Kōbō Daishi selbst hat eine 2,4 m große 11-gesichtige Kannon Statue, 12 Himmlische Generäle, die ebenfalls Yakushi Nyorai unterstützen, und 4 Himmelskönige geschnitzt, die für die vier Himmelsrichtungen stehen und zu denen auch, oben erwähnter Bishamonten zählt.
Zweimal komplett heruntergebrannt, brannte der Hondō (Haupthalle) das letzte Mal 1967 nieder und wurde 1970 nach Plänen eines modernen Architekten aus Beton wieder aufgebaut. Das Haupttor (Niōmon) mit den Wächterfiguren (Niō) soll das größte auf ganz Shikoku sein.

Als wir von der Telefonzelle auf dem Tempelgelände aus in der Jugendherberge anrufen, wird uns gesagt, dass sie für heute voll sind. Schade, aber im Tempelführer stehen noch weitere Adressen, die man vor Ort abklappern kann. Da es schon spät ist und langsam dunkel wir, wollen mit dem Bus, die Bushaltestelle liegt direkt um die Ecke, nach Tokushima fahren. Leider können wir den Fahrplan nicht lesen und fragen insgesamt 4 Japaner, vom älteren Herrn bis zum Fahrrad fahrenden Teenager, ob und wann der Bus fährt.
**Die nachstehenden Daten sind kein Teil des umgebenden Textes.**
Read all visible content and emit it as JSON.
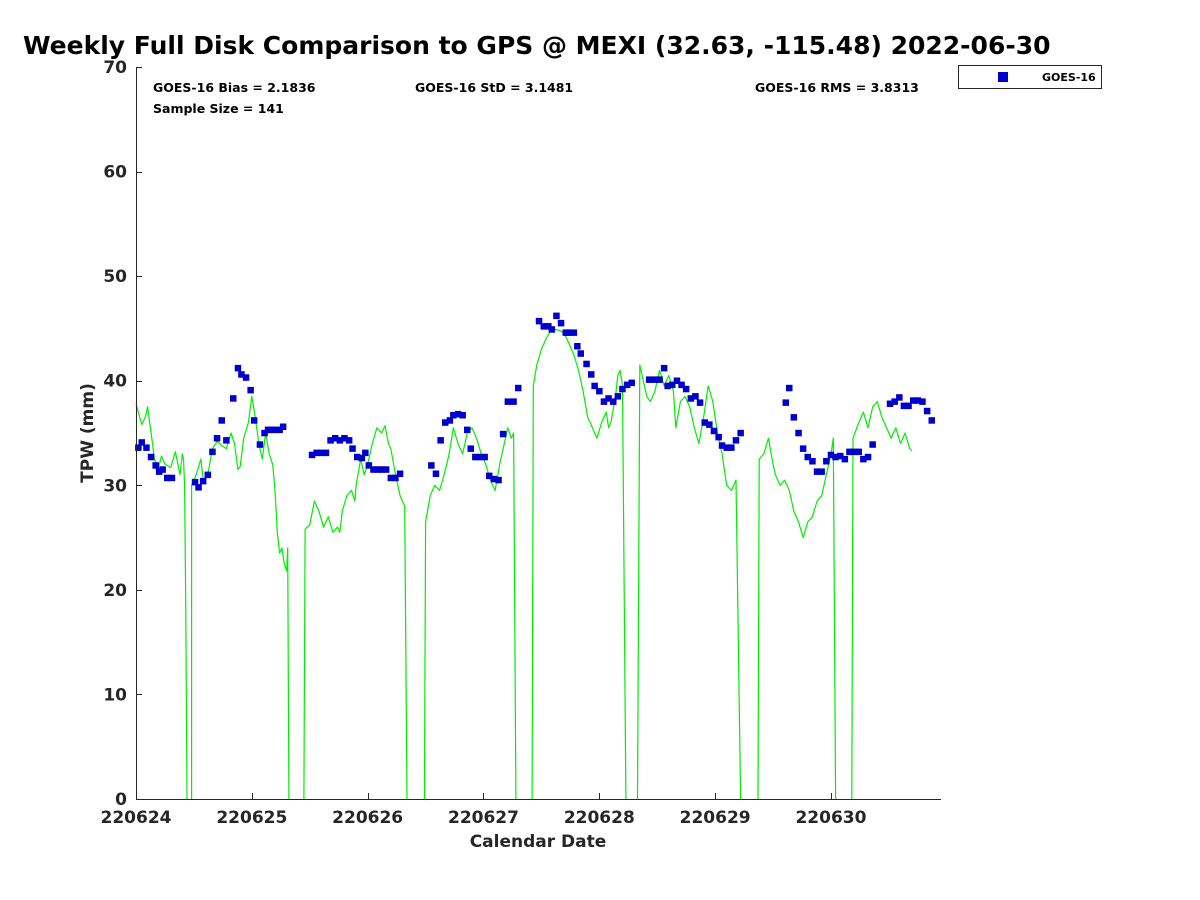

Langsam wird es kalt, aber dann kommt endlich doch noch ein Bus. Aber zu früh gefreut, der Busfahrer winkt ab, vielleicht nimmt er uns auf der Rücktour mit? Schließlich und endlich landen wir dann doch noch in einem Bus, der uns zum Hauptbahnhof von Tokushima bringt. Auf dem Weg lernen wir einen jungen Japaner kennen, den wir fragen, ob er uns ein preiswertes Hotel empfehlen kann. Hajo lässt nicht locker, so dass der hilfsbereite Japaner uns zum Ryokan Sakura-ko führt, und noch bei der Auskunft den Bus für morgen nach Bando erfragt. Wir bedanken uns natürlich sehr herzlich und checken im Sakura-ko ein. Hier gibt es erstmal, wie in Japan üblich, Tee und Kekse, obwohl der Nachmittag schon lange vorbei ist. Für den größeren Hunger finden wir im Hauptgebäude des Bahnhofs ein Nudelsuppen Restaurant. Nach einem kurzen Abstecher in ein Sunkus Kombini, wo wie unser Frühstück dür morgen und Proviant einkaufen, kehren wir ins Sakura-ko zurück. Anhand der Schuhe, die hier stehen, folgere ich, dass hier viele Ausländer zu Gast sind, der Blick ins Gästebuch bestätigt meine Annahme: Fast nur Ausländer – kaum japanische Namen. Nach einer schnellen Dusche, das Ofuro war mir einfach zu heiß, geht es wieder in die Futons.